Britain has yet to come up with a clear position over its divorce with the EU. That comes down to one key rule of negotiating: It is hard to find the end point when there is no clearly defined start.
The UK parliamentary establishment misses another crucial point: Domestic deliberations over the desired shape of Brexit are immaterial, when they are not seen in the context of the negotiations in Brussels. The outcome of the Barnier-Davies negotiations will eventually inform what the post-Brexit UK-EU relationship looks like. These negotiations are to a large part dependent on the legal framework of the EU and their treaties.
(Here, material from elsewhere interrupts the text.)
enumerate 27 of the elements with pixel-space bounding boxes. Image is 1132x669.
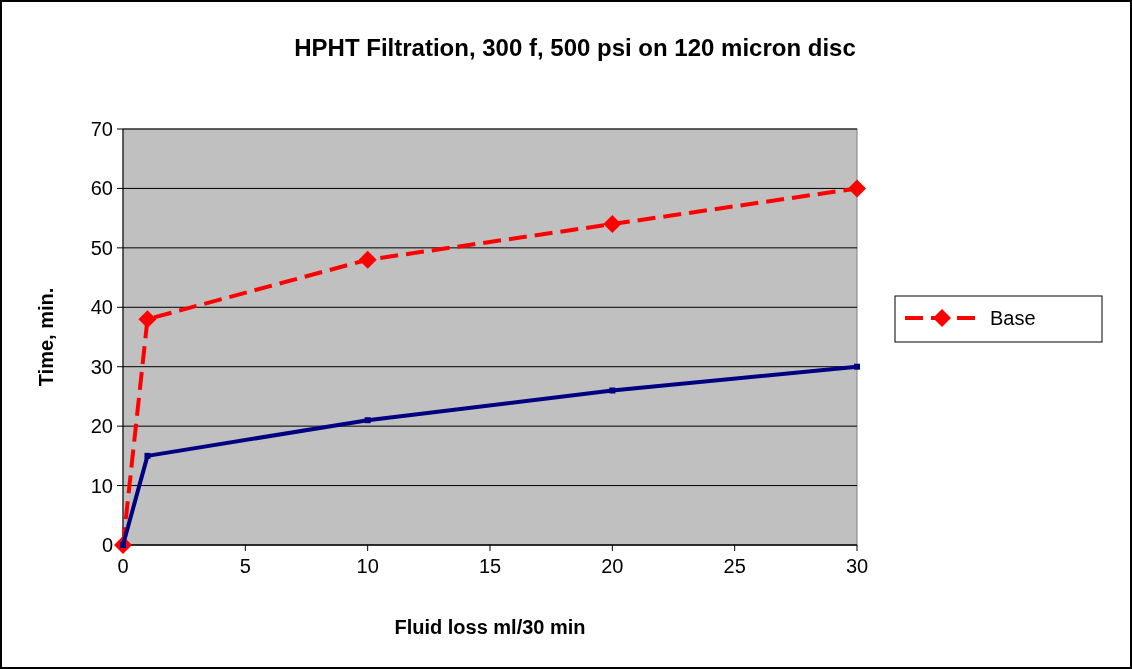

Whilst all of the above is going on in Brussels, Prime Minister May is jetting around the world looking for new trade partners. This is admirable and probably necessary. However, the UK can only sign trade agreements once it has left the EU. All future trade relationships will furthermore be informed by the shape and dimension of the Britain’s post-Brexit relationship with the EU.
Japan, which May visited this week, is an excellent case-in-point. Prime Minister Shinzo Abe politely pointed out that he would appreciate some predictability as far as Brexit is concerned. This is understandable, because a lot is at stake: Japanese companies have invested billions in the UK, making the country the second-largest recipient of Japanese investment after the US. Many of these companies are in the automotive sector and have operations in the UK, because they gained access to the European market and benefitted from the ease of doing business within the EU. This enabled them to create highly integrated and efficient supply chains.
Japan is but one example of how the UK’s position in the global economy will eventually be shaped by the outcome of its negotiations with the EU. The pressure is on for Mr. Davis.